Illness is hidden cost of pollution
The recent EPA regulations that require coal-fired power plants to reduce emissions of mercury and other heavy metals are called excessive because additional costs will be added to clean up power generation. This is a lethal misstatement. The costs measured at the generating plants are not the costs to the U.S. For every dollar it will cost to clean up these plants, the U.S. will save $9 in medical expenses, lost wages due to illness and cleanup costs directly caused by the pollution coming from these plants.
Pollution is a pseudonym for poisoning. The EPA has calculated the true, hard costs of distributing these poisons. The power companies want to discount the costs outside their plant boundaries. They claim that if on the first whiff of power plant emission a person doesn’t fly out of his chair, grab his throat and fall to the ground cold dead, power plants are not involved. They want a government license to poison and kill 10,000 Americans per year. They also want to be allowed to cause 130,000 new cases of asthma in children each year. And they want to be allowed, at no cost, to poison miles of rivers and streams and hundreds of lakes every year so that fishermen are at risk from eating their catches.

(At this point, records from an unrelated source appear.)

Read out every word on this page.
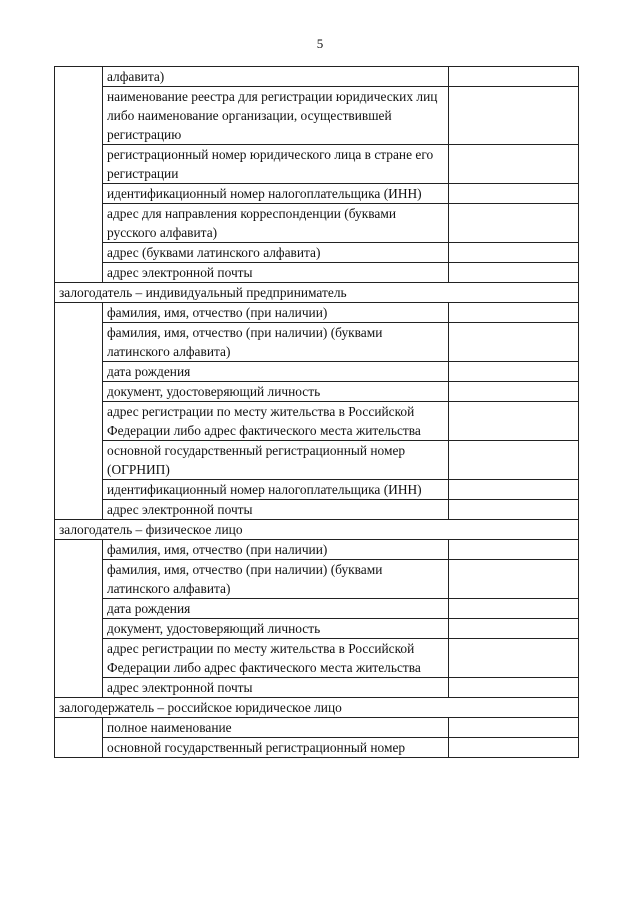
5
	алфавита)	
	наименование реестра для регистрации юридических лиц либо наименование организации, осуществившей регистрацию	
	регистрационный номер юридического лица в стране его регистрации	
	идентификационный номер налогоплательщика (ИНН)	
	адрес для направления корреспонденции (буквами русского алфавита)	
	адрес (буквами латинского алфавита)	
	адрес электронной почты	
залогодатель – индивидуальный предприниматель		
	фамилия, имя, отчество (при наличии)	
	фамилия, имя, отчество (при наличии) (буквами латинского алфавита)	
	дата рождения	
	документ, удостоверяющий личность	
	адрес регистрации по месту жительства в Российской Федерации либо адрес фактического места жительства	
	основной государственный регистрационный номер (ОГРНИП)	
	идентификационный номер налогоплательщика (ИНН)	
	адрес электронной почты	
залогодатель – физическое лицо		
	фамилия, имя, отчество (при наличии)	
	фамилия, имя, отчество (при наличии) (буквами латинского алфавита)	
	дата рождения	
	документ, удостоверяющий личность	
	адрес регистрации по месту жительства в Российской Федерации либо адрес фактического места жительства	
	адрес электронной почты	
залогодержатель – российское юридическое лицо		
	полное наименование	
	основной государственный регистрационный номер	
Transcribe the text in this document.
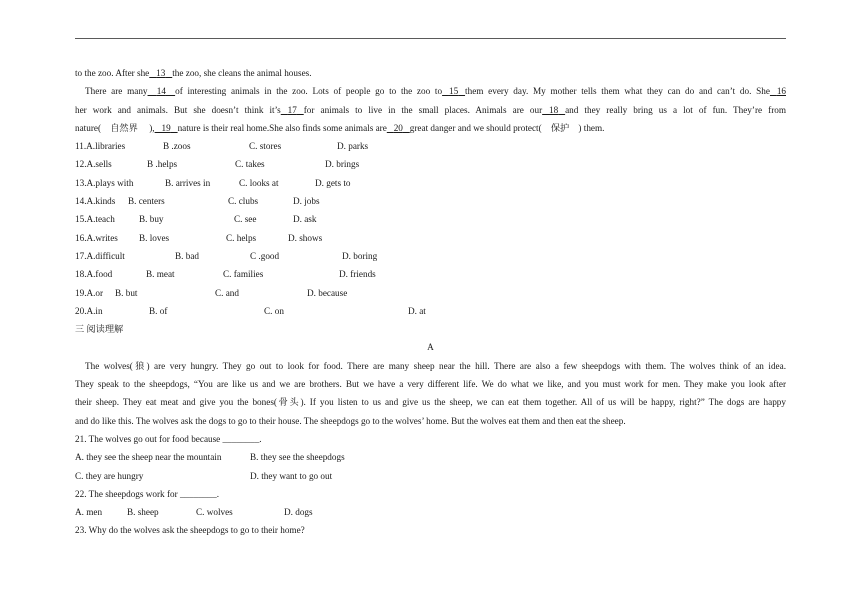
to the zoo. After she 13 the zoo, she cleans the animal houses.
There are many 14 of interesting animals in the zoo. Lots of people go to the zoo to 15 them every day. My mother tells them what they can do and can’t do. She 16
her work and animals. But she doesn’t think it’s 17 for animals to live in the small places. Animals are our 18 and they really bring us a lot of fun. They’re from
nature( 自然界 ), 19 nature is their real home.She also finds some animals are 20 great danger and we should protect( 保护 ) them.
11.A.libraries	B .zoos	C. stores	D. parks
12.A.sells	B .helps	C. takes	D. brings
13.A.plays with	B. arrives in	C. looks at	D. gets to
14.A.kinds B. centers	C. clubs	D. jobs
15.A.teach	B. buy	C. see	D. ask
16.A.writes B. loves	C. helps	D. shows
17.A.difficult	B. bad	C .good	D. boring
18.A.food	B. meat	C. families	D. friends
19.A.or B. but	C. and	D. because
20.A.in	B. of	C. on	D. at
三 阅读理解
A
The wolves(狼) are very hungry. They go out to look for food. There are many sheep near the hill. There are also a few sheepdogs with them. The wolves think of an idea.
They speak to the sheepdogs, “You are like us and we are brothers. But we have a very different life. We do what we like, and you must work for men. They make you look after
their sheep. They eat meat and give you the bones(骨头). If you listen to us and give us the sheep, we can eat them together. All of us will be happy, right?” The dogs are happy
and do like this. The wolves ask the dogs to go to their house. The sheepdogs go to the wolves’ home. But the wolves eat them and then eat the sheep.
21. The wolves go out for food because ________.
A. they see the sheep near the mountain	B. they see the sheepdogs
C. they are hungry	D. they want to go out
22. The sheepdogs work for ________.
A. men	B. sheep	C. wolves	D. dogs
23. Why do the wolves ask the sheepdogs to go to their home?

If the EPA numbers are wrong it is because they are drastically low. We’ve tried getting marketplace solutions for pollution. They fail completely because our marketplace is incomplete. If the power companies want a marketplace solution, they will have to agree to find, treat and fully compensate the people they now kill and maim and to completely clean up after themselves. Since the technology for that does not yet exist, they’d better start some research. Until then, this poisoning must be forbidden.